What Is Negative Self-Talk?
Did you know that studies show that 80% of our thoughts are negative? Here’s a more shocking statistic: 95% of our thoughts are on repeat, which means we’re telling ourselves many negative things!
The way we talk to ourselves can be due to our trauma, negative experiences with other people (in relationships, social situations, professional environment, etc.), and our childhood. Words of guilt, blame, hatred, and anger toward ourselves are also part of negative self-talk.
What does your internal dialogue sound like throughout the day? Do you often criticize yourself and weaponize words to punish yourself for a mistake? Do you tend to parrot what others have said about you to yourself?
How Negative Self-Talk Affects Our Mental Health In The Long Run
When most words running through your mind are negative, this can affect your mental and emotional health.
For example, suppose you have existing mental health conditions such as anxiety and depression, or you experience stress and burnout regularly; your negative self-talk can escalate your symptoms and continue to exhaust you in some way.
Talking down to yourself because you don’t have the energy to do a load of laundry while depressed or taking on more tasks while feeling burnt out will not motivate you to change, nor will it encourage new behavior. Instead, it will only have you wallow in guilt, self-hate, and self-pity.

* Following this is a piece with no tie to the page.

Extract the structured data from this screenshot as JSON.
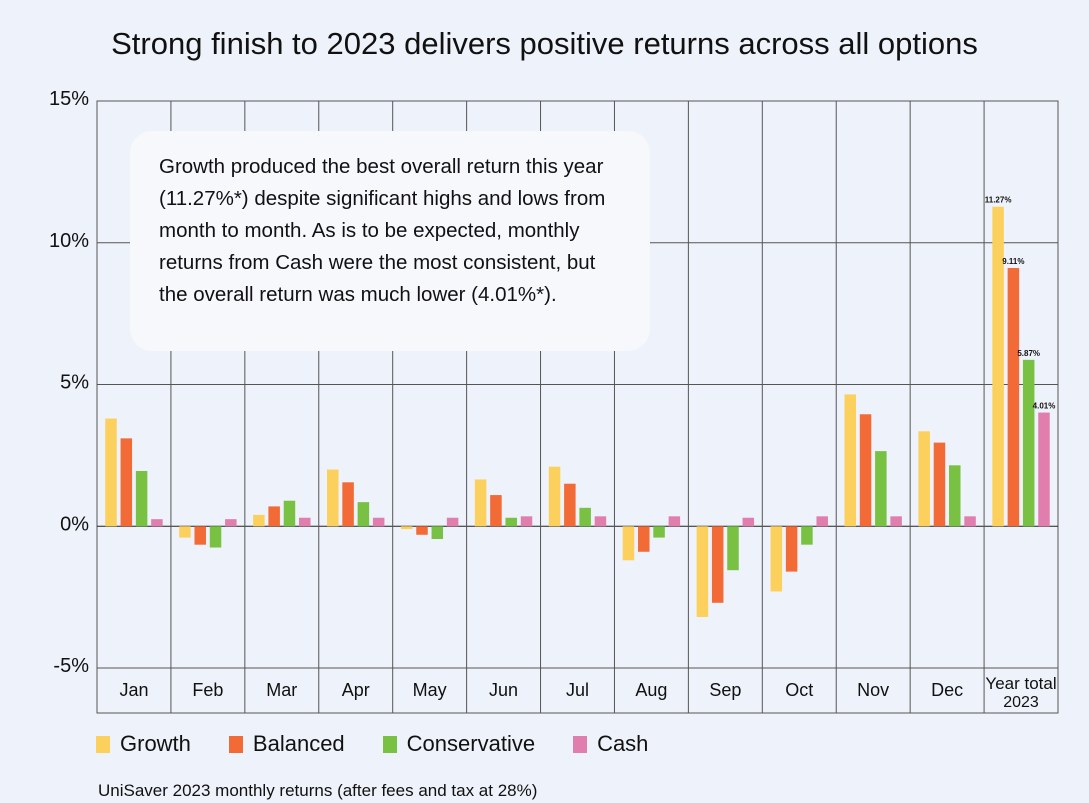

How to Reframe Our Thinking & Create Positive Scripts That Support Us
Awareness of your harmful self-talk scripts is critical because it can be on autopilot for many of us. I recommend having a journal dedicated to writing down negative comments you tell yourself (out loud or in your mind). Ask yourself, “Is this true?” If you believe the statement is valid, ask yourself, “Can you prove it’s true?” Here’s an example:
Negative Thought: “I’m not good at anything.”
Challenge the thought: “Is that true?”
Negative Thought: “Yes, I can’t do anything right!”

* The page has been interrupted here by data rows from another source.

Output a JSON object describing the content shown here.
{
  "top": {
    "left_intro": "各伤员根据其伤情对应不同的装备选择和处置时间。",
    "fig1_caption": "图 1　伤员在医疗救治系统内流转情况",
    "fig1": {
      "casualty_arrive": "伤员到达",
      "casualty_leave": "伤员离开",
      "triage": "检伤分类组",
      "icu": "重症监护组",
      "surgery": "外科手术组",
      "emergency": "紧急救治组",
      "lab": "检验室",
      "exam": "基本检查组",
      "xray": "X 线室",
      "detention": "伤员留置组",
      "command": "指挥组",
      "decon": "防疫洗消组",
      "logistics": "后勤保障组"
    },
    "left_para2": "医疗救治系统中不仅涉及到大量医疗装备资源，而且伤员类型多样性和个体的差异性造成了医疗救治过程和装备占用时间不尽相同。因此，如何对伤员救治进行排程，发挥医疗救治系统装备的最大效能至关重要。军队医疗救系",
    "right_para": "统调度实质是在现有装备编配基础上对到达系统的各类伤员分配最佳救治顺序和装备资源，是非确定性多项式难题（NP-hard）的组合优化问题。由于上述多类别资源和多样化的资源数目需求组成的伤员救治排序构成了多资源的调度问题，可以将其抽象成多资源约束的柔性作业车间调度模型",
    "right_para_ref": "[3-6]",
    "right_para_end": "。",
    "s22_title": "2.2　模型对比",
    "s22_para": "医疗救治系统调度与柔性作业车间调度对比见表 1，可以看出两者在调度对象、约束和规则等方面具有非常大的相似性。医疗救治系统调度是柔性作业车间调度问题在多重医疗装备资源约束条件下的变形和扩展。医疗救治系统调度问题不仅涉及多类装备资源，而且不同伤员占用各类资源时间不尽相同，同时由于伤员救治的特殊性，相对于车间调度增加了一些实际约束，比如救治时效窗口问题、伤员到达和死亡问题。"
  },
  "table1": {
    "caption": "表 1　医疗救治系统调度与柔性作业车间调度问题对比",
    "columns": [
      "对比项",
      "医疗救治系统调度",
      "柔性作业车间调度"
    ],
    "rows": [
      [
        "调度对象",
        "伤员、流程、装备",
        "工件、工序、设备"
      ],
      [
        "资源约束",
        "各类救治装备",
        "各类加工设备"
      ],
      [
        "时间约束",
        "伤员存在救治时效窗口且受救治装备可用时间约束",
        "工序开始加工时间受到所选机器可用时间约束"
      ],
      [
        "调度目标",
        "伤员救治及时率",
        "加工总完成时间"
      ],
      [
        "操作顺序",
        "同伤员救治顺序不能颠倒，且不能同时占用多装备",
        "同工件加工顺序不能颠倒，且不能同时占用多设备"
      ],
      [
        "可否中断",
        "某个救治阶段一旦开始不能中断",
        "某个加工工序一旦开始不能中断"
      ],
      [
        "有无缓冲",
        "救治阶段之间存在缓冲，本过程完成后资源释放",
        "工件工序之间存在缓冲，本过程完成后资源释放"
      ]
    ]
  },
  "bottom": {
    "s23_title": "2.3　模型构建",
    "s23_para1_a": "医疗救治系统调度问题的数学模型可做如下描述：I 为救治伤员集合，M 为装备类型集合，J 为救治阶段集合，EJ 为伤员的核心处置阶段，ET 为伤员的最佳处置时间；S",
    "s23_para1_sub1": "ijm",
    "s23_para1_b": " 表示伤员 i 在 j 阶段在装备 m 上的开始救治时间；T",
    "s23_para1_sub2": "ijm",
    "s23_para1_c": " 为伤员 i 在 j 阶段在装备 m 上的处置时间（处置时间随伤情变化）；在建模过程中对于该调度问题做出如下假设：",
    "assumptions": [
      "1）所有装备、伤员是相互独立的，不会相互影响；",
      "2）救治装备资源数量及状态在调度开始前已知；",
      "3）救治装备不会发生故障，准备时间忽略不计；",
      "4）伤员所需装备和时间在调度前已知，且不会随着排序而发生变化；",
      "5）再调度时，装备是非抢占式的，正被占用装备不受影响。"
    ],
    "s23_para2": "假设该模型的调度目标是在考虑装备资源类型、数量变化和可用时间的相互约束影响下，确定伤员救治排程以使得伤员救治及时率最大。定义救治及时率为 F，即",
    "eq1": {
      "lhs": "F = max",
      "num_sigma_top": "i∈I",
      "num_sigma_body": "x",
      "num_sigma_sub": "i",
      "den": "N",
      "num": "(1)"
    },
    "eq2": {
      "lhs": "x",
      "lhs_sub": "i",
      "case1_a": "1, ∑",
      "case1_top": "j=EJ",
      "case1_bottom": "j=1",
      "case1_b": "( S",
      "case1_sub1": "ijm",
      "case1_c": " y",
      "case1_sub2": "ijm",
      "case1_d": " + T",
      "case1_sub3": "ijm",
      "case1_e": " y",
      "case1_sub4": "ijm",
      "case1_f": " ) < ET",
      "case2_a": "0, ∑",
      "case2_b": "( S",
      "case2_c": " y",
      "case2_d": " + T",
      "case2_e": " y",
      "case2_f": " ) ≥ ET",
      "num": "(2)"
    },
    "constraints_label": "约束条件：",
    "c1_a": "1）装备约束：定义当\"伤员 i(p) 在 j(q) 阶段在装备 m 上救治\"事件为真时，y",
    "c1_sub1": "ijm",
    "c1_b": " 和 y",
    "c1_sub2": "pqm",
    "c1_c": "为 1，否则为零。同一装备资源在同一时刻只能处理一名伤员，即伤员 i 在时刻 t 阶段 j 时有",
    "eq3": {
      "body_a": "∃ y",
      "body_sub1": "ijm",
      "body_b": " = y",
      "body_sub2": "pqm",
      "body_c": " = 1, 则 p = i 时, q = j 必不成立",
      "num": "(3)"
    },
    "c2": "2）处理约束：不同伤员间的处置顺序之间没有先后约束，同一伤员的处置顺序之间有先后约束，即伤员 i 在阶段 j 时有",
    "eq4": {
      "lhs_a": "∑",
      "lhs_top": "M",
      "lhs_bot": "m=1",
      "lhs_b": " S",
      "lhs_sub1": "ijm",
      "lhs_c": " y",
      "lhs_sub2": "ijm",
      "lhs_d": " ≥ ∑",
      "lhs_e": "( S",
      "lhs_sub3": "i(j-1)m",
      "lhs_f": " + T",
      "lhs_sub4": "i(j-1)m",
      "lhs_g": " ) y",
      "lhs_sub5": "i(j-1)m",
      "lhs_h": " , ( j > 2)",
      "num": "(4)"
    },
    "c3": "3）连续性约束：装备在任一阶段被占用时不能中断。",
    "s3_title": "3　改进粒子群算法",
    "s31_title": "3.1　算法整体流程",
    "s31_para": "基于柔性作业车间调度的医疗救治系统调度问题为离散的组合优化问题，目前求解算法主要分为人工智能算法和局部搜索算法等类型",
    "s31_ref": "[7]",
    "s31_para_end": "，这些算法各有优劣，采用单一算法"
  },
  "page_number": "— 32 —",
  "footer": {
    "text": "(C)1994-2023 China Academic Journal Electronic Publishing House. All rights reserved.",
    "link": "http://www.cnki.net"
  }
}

Challenge: “Can you prove that?”
Answer: “Well… I’m very good at cooking, though I haven’t done much of that lately. I love what I make, and so do others. Maybe I am good at something after all.”
Use positive affirmations to your advantage. As I mentioned in the beginning, we can think of negative thoughts 80% of the time, which can be repeated throughout the day. But what would happen if we intentionally chose positive thoughts instead and had them on repeat? Write down a few positive affirmations on sticky notes, and place them around your space in random places you often visit (e.g., bathroom, bedroom, office). When you see one, repeat that affirmation to yourself three times.
You don’t have to be black-and-white with your affirmations, either. Instead, do gentle ones you believe you can step into, such as:
“I allow myself to feel good about myself at this moment.”
“I am willing to commit to better self-talk.”
“I am open to seeing myself in a more positive light.”